Speakers there included New York Attorney General Letitia James. She took time out from her own legal hassles with Trump—who’s trying to jail her on trumped-up charges—to proclaim to Condé Nast, “I’ll see you in court.” The firings, the AG said, violate New York’s labor law.
The News Guild of New York called the firings “a flagrant breach” of its contract with Condé Nast and an “unprecedented violation of their federally protected rights as union members to participate in a collective action.” News Guild of New York President Susan DeCarava called the firings “one of the most extreme attempts at union-busting” it has seen in recent years.
“Management’s attempt at union-busting, using intimidation and grossly illegal tactics to try to suppress protected union activity, will not stand,” DeCarava told Jon Schleuss, president of the entire News Guild.
“The News Guild of New York has zero tolerance for bad bosses who harass, target, and disrespect our fellow Guild members. We represent nearly 6,000 media workers across the tri-state area, and we stand firmly in solidarity, ready to fight for the rights of our members illegally fired from their jobs at Condé,” DeCarava added, according to Schleuss.
Avalle told Truthout there’s a bigger picture than just union-busting. She combined the firings and shuttering of Teen Vogue, the firings of Kimmel and Colbert, Weiss’s takeover at CBS, and the payments to Trump and came up with a pattern.
“These things all feel like they’re happening at the same time and for similar issues, you know,” she said. Avalle said there is a “general right-wing shift in media” and that “it would be naive to say that that’s not a factor in what’s going on here.
“These journalists should be returned to their jobs immediately.”

At the rally protesting the firings, Lex McMenamin, former Politics editor at Teen Vogue, gave a speech connecting the folding of the publication to the larger crisis in journalism:
“Of the eight of us who were laid off last week, five were women of color, and two were the only remaining Black staffers on the editorial team at Teen Vogue. I was the only trans staffer.
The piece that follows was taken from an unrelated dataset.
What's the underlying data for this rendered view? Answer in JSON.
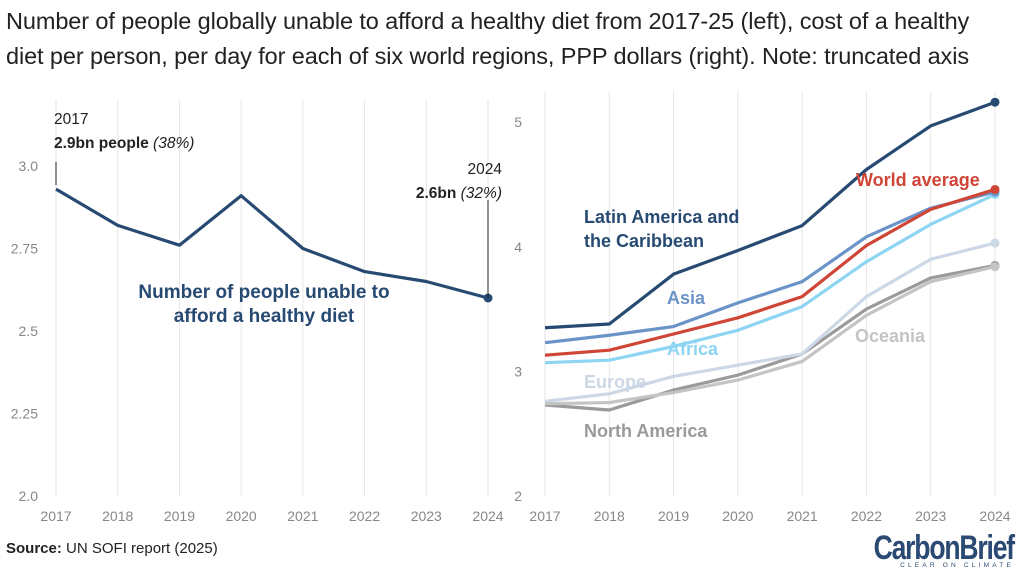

Many of you became aware of us [Teen Vogue] in 2016, under the first Trump administration, where people became aware of our willingness to speak truth to power, to fact check, and to resolutely clarify what is happening in the world, from Palestine to trans rights, campus organizing—you name it, and we were willing to talk about it.”
McMenamin noted that this kind of reporting is what upset those in power.
“The people in power right now are really unhappy when they are confronted with reality. But that is the purpose of journalism. And that’s why we believed in the diversity of our group, because the story isn’t told unless we’re all there to tell it. And media companies are en masse laying off queer and trans workers, Black workers, people of color from their teams, and eradicating the identity verticals that make it possible for us to even know what is happening in our communities. And yes, the [Trump administration] is openly encouraging all of this.”